A NEW VISION OF WORK 

A NEW VISION OF WORK 

The big revolutions in ideas, attitudes and in behaviours are not demonstrated with uproar and deafening clamour, but rather they go slipping secretly through the social weave raising quiet and loyal support that ends up transforming society almost without us realizing. One of those peaceful revolutions is the one concerning the willingness with which people face their particular professional work. A new era begins when the perception that citizenship has of work radically changes. 

The difficulties in finding employment that leave many involuntarily in the inactive sector of society, as well as the improvement and humanization of all work instruments for innovative advance, have transformed the perception of work and industry. If before it was considered as something negative that alienated and brutalized as a consequence of a punishment that we should all bear with resignation, today the positive, cheerful and self humanising vision of work is widespread, of any work that is really work. The lack of  employment has generated a positive effect regarding the perception of professional effort. Employment is perceived now as a sole hope more than as a punishment. 

The rudiments of primitive industrial technology, together with the removal of aggressive dominion and  conquest in the managerial environment, took us to a kind of  new slavery locked in factories and warehouses. The aggressive conceptions which are fruit of working class misery, routine mechanization and industrial Taylorism are already very far and anachronistic in the West. Very few employees feel like enslaved proletarians that curse their luck and try to change it with violent utopian revolutions. The processes of  zero sum and negative that told us that the introduction of machines left thousands of people out of work, and that its acceleration would produce fearful crisis of unemployment and poverty, are forgotten and obsolete. The company is no longer considered as a machine and its members as an inert game of wheels and repetitive pulleys. Nobody believes now that inside the capitalist regime the workers, old workers, will never be able to improve their situation. People feel more and more uncomfortable when the State seeks to point out to each one their sphere of activity, what they have to produce, in what forms, who to exchange production with and at what price. They are also uncomfortable with the excessively rigid and pyramidal rationalist character of the managerial hierarchies. Responsible freedom in the different components of the human factor becomes indispensable. 

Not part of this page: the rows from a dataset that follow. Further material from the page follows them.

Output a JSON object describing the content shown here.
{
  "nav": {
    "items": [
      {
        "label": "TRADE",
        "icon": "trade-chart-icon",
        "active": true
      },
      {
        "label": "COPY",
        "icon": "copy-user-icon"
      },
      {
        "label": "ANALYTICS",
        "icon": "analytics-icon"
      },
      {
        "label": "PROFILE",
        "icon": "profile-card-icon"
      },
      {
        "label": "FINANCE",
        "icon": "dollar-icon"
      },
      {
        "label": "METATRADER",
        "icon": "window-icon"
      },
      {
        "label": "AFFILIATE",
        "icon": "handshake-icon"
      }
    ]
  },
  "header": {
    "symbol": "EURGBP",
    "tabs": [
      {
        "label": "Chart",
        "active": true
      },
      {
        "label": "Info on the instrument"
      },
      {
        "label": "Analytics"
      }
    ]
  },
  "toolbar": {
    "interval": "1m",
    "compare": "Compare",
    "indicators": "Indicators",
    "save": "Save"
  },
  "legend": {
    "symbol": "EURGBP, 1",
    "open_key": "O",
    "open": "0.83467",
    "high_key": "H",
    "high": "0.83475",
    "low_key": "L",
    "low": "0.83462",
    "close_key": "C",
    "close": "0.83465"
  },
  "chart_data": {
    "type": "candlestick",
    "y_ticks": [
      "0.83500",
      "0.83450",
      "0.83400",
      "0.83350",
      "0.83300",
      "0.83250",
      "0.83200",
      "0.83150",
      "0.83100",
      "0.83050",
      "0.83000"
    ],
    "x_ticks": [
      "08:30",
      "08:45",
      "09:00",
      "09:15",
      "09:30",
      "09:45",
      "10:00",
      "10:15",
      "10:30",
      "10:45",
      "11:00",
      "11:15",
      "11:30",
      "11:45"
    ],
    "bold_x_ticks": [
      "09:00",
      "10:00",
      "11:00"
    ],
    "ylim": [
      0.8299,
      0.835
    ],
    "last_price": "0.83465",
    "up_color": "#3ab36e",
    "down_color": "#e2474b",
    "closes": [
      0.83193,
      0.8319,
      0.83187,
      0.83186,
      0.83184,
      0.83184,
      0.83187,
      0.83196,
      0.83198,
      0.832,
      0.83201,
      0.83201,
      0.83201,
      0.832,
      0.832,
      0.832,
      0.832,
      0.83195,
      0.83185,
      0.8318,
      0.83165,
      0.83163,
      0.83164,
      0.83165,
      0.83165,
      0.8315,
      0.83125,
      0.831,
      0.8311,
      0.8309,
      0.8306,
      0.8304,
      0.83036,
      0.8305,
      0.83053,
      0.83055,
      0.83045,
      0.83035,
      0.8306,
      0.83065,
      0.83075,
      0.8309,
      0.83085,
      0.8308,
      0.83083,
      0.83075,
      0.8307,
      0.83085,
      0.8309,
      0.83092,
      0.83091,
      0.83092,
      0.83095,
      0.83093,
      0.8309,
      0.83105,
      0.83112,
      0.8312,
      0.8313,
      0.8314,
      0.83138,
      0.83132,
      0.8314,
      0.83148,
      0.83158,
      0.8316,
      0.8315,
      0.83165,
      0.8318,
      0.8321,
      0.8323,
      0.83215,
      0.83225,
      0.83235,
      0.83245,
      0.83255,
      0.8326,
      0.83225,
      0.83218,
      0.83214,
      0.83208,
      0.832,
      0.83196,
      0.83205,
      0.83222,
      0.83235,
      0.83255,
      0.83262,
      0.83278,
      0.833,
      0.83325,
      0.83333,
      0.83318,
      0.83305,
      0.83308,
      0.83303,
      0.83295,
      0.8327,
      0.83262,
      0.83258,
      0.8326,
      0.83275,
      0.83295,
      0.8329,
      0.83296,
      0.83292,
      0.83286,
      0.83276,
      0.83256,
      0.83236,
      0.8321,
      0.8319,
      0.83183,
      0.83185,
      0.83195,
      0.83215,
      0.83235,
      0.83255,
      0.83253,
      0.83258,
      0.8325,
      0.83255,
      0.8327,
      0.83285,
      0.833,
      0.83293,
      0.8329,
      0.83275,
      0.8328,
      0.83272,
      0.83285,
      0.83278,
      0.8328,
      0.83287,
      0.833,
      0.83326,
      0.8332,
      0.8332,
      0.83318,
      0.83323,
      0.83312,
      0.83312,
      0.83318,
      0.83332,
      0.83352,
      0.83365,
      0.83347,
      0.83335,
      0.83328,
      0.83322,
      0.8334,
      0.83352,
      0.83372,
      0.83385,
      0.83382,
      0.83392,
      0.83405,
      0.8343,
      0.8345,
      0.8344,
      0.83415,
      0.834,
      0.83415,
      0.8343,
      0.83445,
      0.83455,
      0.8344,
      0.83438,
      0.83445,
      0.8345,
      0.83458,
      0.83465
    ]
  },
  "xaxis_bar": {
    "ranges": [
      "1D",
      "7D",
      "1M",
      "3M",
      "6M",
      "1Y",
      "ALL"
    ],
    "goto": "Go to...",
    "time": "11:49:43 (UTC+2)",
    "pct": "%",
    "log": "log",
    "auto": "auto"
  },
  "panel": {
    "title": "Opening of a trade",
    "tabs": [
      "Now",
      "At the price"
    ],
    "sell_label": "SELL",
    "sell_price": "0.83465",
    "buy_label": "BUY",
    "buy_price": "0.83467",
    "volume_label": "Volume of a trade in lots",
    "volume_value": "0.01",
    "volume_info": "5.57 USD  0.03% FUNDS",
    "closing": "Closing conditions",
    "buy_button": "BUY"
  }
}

The diffusion of science and new technologies, on the other hand, predicts a future that is already present, in which a certain return is facilitated to personal handicraft where the originality of each person in their work position is a nuclear factor in managerial success. Today many work paying attention to detail, materializing service and feeling humanized in the development of their own profession. The professionals of different activities feel proud of contributing to the progress of civilization. That deep feeling of being useful from this or that small corner of labour activity, generates perseverance in the effort and joint creativity that are spread anonymously through the whole social economic framework. 

On the other hand, widespread access to the use of highly sophisticated capital instruments, and with an enormous potential of canned labour force, requires perseverance in formation and ethical education in the increase of responsibility. Hard-working youths, maybe without much experience, can manage machines of a capacity and accuracy unknown only a few decades ago, with simplicity and comfort. The danger lies in not working with a service mentality. If one does not work with an open mind towards other people’s requirements, the dark slope of individualism appears encapsulated in itself that smoothes, impoverishes and narrows our meaning of life. 

The creative and liberating potential of this new vision of human work is immense if we consider that, contrary to the cliché that was widespread for decades, new employments generate more employments in an endless process. If human nature is fragile, the mineral, vegetable and animal kingdoms are also weak. They are ruined and decay in a process of continuous obsolescence. For all that, human work will always be scarce. A renewed effort will always be needed to reorder Nature’s anarchy, to clean its tendency to dirt and ugliness, to reactivate its vivacity every day when a macabre inclination is presented, and to always maintain it in ecological tension available to service.